I'll answer this, even thought the question is not well defined and would possibly be better suited for cross validated. But since it has some connection to information it's not totally off topic here.
Short version: Now, we can't apply that to any data set. Variance alone is not a good measure of information. PCA chooses the components with the highest eigenvalue, because they explain the input variance (i.e. euclidean distance from the origin). That's why you should normalize your input, if you don't want to emphasize a certain input component.
Long version:
Let's say you have two random variables $X$ and $Y:=10X$ where $E(X)=E(Y)=0$, $\mathrm{Var}(X)=1$ and thus $\mathrm{Var}(Y) = 100$. Now assume a third variable $K$ uniformly distributed among $\{1,\dots,k\}$ (this models drawing a random individual form your sample).
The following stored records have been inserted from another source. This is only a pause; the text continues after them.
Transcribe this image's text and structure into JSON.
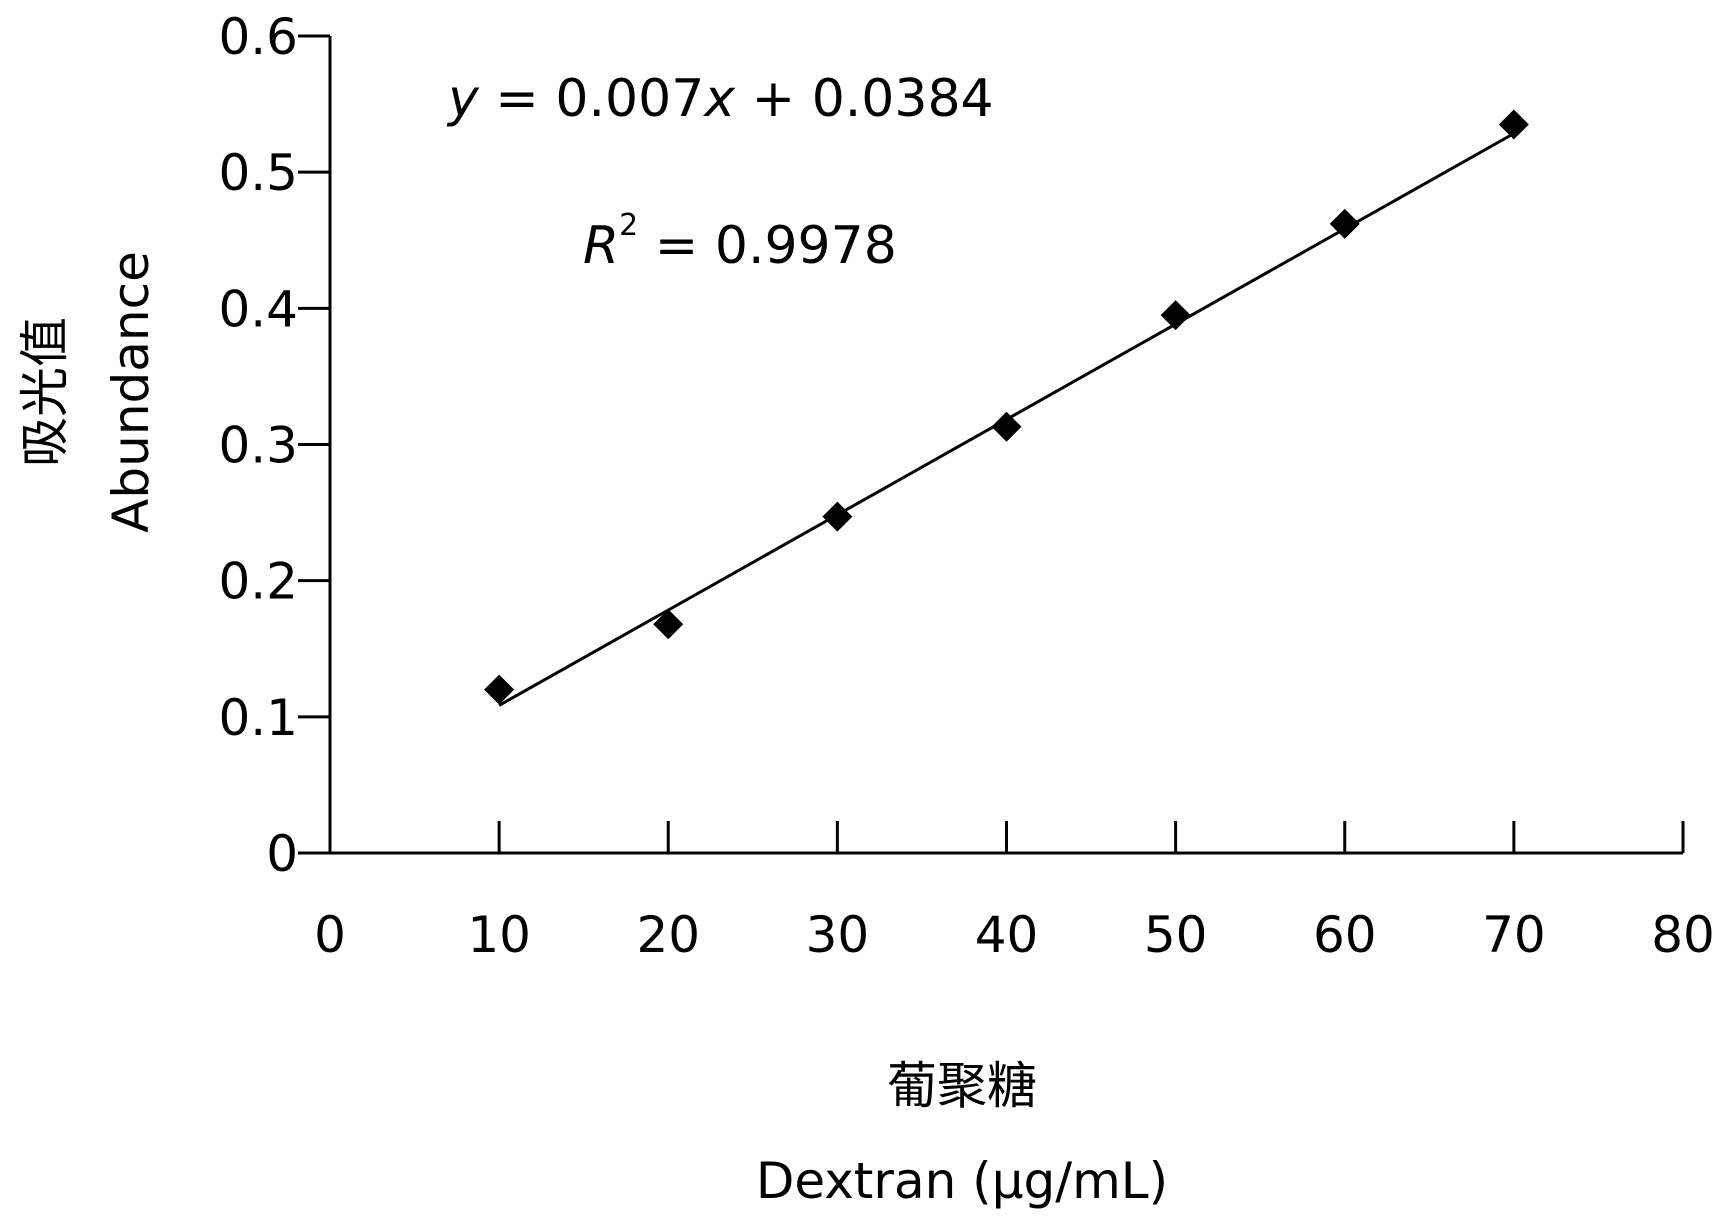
{
  "chart_data": {
    "type": "scatter",
    "title": "",
    "xlabel_cn": "葡聚糖",
    "xlabel": "Dextran (μg/mL)",
    "ylabel_cn": "吸光值",
    "ylabel": "Abundance",
    "xlim": [
      0,
      80
    ],
    "ylim": [
      0,
      0.6
    ],
    "x_ticks": [
      0,
      10,
      20,
      30,
      40,
      50,
      60,
      70,
      80
    ],
    "x_tick_labels": [
      "0",
      "10",
      "20",
      "30",
      "40",
      "50",
      "60",
      "70",
      "80"
    ],
    "y_ticks": [
      0,
      0.1,
      0.2,
      0.3,
      0.4,
      0.5,
      0.6
    ],
    "y_tick_labels": [
      "0",
      "0.1",
      "0.2",
      "0.3",
      "0.4",
      "0.5",
      "0.6"
    ],
    "grid": false,
    "legend": "none",
    "marker": "diamond",
    "marker_color": "#000000",
    "line_color": "#000000",
    "series": [
      {
        "x": [
          10,
          20,
          30,
          40,
          50,
          60,
          70
        ],
        "values": [
          0.12,
          0.168,
          0.247,
          0.313,
          0.395,
          0.462,
          0.535
        ]
      }
    ],
    "trendline": {
      "slope": 0.007,
      "intercept": 0.0384,
      "x_range": [
        10,
        70
      ]
    },
    "annotations": {
      "equation": {
        "y": "y",
        "eq": " = 0.007",
        "x": "x",
        "rest": " + 0.0384"
      },
      "r2": {
        "r": "R",
        "sup": "2",
        "rest": " = 0.9978"
      }
    }
  }
}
The variance before the PCA is not a sufficient measure for information, e.g. if we use $X$ and $Y$ to distinguish the individuals:
$$P(K=k|X=x) = P(K=k|Y=10x)$$
The covariance matrix looks like this:
$$\left(\matrix{1&10\\10 & 100}\right)$$
Using R's "eigen" we get:
$values
[1] 101 0
$vectors
[,1] [,2]
[1,] 0.09950372 -0.99503719
[2,] 0.99503719 0.09950372
If we now transform $X$ and $Y$ to $X'=M_{11}\cdot X + M_{21}\cdot Y$ and $Y'=M_{12}\cdot X + M_{22}\cdot Y$ (where $M$ is "vectors" from $R$), $X'$ contains "all the information":
$$\forall y\;:P(K=k|X'=x) \neq P(K=k|Y'=y)=P(K=k)$$
But, of course, again $X''=10^{-100}\cdot X'$ contains "the same information".